O
ministro Lewandowski, no caso da liberação do aborto de anencéfalos, votou
contra a arguição. À princípio, um leigo pode pensar que o primeiro argumento
dele foi em relação ao Direito à vida, que é garantia constitucional, ou a
invocação dos aspectos mais conservadores da sociedade brasileira. Porém,
contrariando todas as expectativas, a primeira linha de defesa dele foi um
criminalista renomado que se posicionava contra a eugenia (o que é, na verdade,
muito bom, considerando as facetas assustadoras desse processo que já aconteceu
na história do mundo). Isso demonstra, como Bourdieu apontou em sua obra “O
poder simbólico”, que, ao procurar a sua defesa em um precedente (doutrina), que
caracteriza um espaço de possíveis dentro da lógica jurídica, e não no senso
comum, o ministro procurou se legitimar de uma maneira objetiva, neutra, racional
e universal, por mais que suas motivações pudessem ser outras.
Com
isso, não procuro afirmar a autonomia do Direito, como fez Kelsen, tampouco
afirmar que os ministros são instrumentos de dominação de classe. Na verdade, é
um pouco dos dois e nenhum deles, por consequência. A lógica interna, ou seja,
aquilo que define a forma, e a lógica externa, o que influencia o conteúdo,
atuam juntos nesse processo, e não separados.
Ademais,
é importante ressaltar também que, apesar de a disputa inicial ser entre
setores da sociedade, quando os membros do judiciário a “traduzem” para sua língua,
ela passa a ser, nas exatas palavras de Bourdieu, “uma luta simbólica entre
profissionais” (BOURDIEU, P. 225, 1989). Isso fica explícito quando Lewandowski
utiliza a doutrina de Barroso para argumentar contra o próprio no processo. Em
outras palavras, “fica pessoal”.
Outro
ponto importante é que, no fim, essa questão toda acaba se resumindo a abertura
de novos mercados para os profissionais do Direito a partir da jurisdicização
de uma questão inicialmente social. Em outras palavras, juízes, advogados e
outros conclamam as minorias a exigirem seus direitos com o objetivo aumentar a
procura por seus serviços. Afinal, as mulheres ricas abortam de qualquer
maneira.
Por
fim, a decisão final do judiciário, que foi pela aprovação do aborto nesse caso
específico, por mais que tenha garantido mais liberdades às mulheres, acabou
sendo um tanto arbitrária por se apropriar da realidade, ou seja, retirar a
escolha das mãos do legislativo, que é o órgão de representação máxima do povo.

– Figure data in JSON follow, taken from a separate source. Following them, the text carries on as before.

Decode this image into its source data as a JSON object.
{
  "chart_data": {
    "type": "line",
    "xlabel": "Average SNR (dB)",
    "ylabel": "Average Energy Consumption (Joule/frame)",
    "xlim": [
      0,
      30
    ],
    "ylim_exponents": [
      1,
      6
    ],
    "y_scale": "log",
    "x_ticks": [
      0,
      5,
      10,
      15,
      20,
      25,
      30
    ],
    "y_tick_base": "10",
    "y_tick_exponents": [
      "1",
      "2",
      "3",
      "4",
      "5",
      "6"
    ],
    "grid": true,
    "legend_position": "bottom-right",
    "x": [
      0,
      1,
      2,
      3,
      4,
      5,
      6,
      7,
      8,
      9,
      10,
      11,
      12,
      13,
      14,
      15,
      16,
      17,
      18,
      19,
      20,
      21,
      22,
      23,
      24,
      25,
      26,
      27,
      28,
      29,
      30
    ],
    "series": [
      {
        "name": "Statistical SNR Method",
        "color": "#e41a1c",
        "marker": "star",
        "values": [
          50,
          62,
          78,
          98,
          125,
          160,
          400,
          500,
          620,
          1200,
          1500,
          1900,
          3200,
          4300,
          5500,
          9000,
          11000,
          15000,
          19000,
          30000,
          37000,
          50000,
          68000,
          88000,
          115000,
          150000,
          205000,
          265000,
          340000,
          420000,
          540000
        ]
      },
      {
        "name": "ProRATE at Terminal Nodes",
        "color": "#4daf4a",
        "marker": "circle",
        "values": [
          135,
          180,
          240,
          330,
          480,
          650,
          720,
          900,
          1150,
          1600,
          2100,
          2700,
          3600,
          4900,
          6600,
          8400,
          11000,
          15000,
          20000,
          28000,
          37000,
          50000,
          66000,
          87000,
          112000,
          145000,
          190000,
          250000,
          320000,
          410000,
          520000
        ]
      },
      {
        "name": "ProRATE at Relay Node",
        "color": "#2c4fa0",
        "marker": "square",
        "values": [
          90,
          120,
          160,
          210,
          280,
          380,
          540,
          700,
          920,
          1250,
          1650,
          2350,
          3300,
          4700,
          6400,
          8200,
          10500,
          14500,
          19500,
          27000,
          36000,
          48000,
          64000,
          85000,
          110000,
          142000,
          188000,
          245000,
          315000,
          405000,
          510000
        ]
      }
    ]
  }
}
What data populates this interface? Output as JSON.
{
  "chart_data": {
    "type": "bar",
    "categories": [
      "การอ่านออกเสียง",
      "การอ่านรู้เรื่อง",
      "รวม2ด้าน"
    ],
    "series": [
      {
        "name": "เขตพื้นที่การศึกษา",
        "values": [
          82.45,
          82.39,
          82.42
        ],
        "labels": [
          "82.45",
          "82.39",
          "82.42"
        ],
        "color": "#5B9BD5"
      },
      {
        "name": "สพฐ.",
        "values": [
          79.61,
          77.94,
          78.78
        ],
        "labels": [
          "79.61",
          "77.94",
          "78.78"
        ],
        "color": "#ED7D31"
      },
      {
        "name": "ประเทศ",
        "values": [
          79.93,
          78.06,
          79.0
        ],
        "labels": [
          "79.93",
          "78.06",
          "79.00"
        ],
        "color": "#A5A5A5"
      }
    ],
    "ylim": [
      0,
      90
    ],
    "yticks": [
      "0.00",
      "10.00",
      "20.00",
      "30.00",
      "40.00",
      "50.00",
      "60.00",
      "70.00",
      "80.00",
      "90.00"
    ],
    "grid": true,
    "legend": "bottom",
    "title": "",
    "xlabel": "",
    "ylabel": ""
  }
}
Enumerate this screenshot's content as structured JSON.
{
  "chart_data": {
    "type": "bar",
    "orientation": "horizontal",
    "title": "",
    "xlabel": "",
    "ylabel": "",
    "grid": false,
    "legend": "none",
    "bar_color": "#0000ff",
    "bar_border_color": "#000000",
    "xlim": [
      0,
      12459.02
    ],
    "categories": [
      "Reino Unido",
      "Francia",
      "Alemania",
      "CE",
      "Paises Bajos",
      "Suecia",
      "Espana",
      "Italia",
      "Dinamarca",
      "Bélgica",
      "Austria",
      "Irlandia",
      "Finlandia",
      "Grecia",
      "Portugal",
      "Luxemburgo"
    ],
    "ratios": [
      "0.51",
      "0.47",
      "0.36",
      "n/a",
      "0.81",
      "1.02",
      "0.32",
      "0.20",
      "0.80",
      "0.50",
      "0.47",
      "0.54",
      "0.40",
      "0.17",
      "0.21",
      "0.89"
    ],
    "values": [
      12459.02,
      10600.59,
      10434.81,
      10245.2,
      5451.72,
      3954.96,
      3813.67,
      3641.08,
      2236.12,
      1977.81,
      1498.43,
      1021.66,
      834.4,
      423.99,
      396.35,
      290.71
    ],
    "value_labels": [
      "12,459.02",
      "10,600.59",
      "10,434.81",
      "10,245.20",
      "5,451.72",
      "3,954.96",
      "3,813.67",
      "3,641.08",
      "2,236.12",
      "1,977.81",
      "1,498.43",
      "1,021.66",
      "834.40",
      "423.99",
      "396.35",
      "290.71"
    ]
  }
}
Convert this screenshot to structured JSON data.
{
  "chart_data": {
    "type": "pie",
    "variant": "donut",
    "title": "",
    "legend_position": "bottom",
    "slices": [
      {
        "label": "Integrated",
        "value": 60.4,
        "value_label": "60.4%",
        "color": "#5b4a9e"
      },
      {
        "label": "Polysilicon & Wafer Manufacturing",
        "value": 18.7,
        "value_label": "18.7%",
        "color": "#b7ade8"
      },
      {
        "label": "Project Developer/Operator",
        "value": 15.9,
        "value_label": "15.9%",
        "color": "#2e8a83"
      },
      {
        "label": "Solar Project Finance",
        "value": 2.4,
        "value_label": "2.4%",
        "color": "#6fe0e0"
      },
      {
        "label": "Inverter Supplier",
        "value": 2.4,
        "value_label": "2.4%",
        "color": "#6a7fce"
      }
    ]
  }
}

A própria Carmem Lúcia, que tem espaço
de fala maior por ser mulher, argumenta que a decisão é uma mera interpretação
do Código Penal e não um tema tomado da sociedade pelo judiciário. Ou seja, ela
tenta se legitimar.
Por incrível
que pareça, o ministro Lewandowski é o verdadeiro defensor dos interesses da
sociedade (mesmo que não fosse muito bem essa a intenção) ao afirmar que essa
decisão não é da competência do judiciário, porque, como ele diz, a lei é clara
e cabe ao legislativo decidir mudá-la.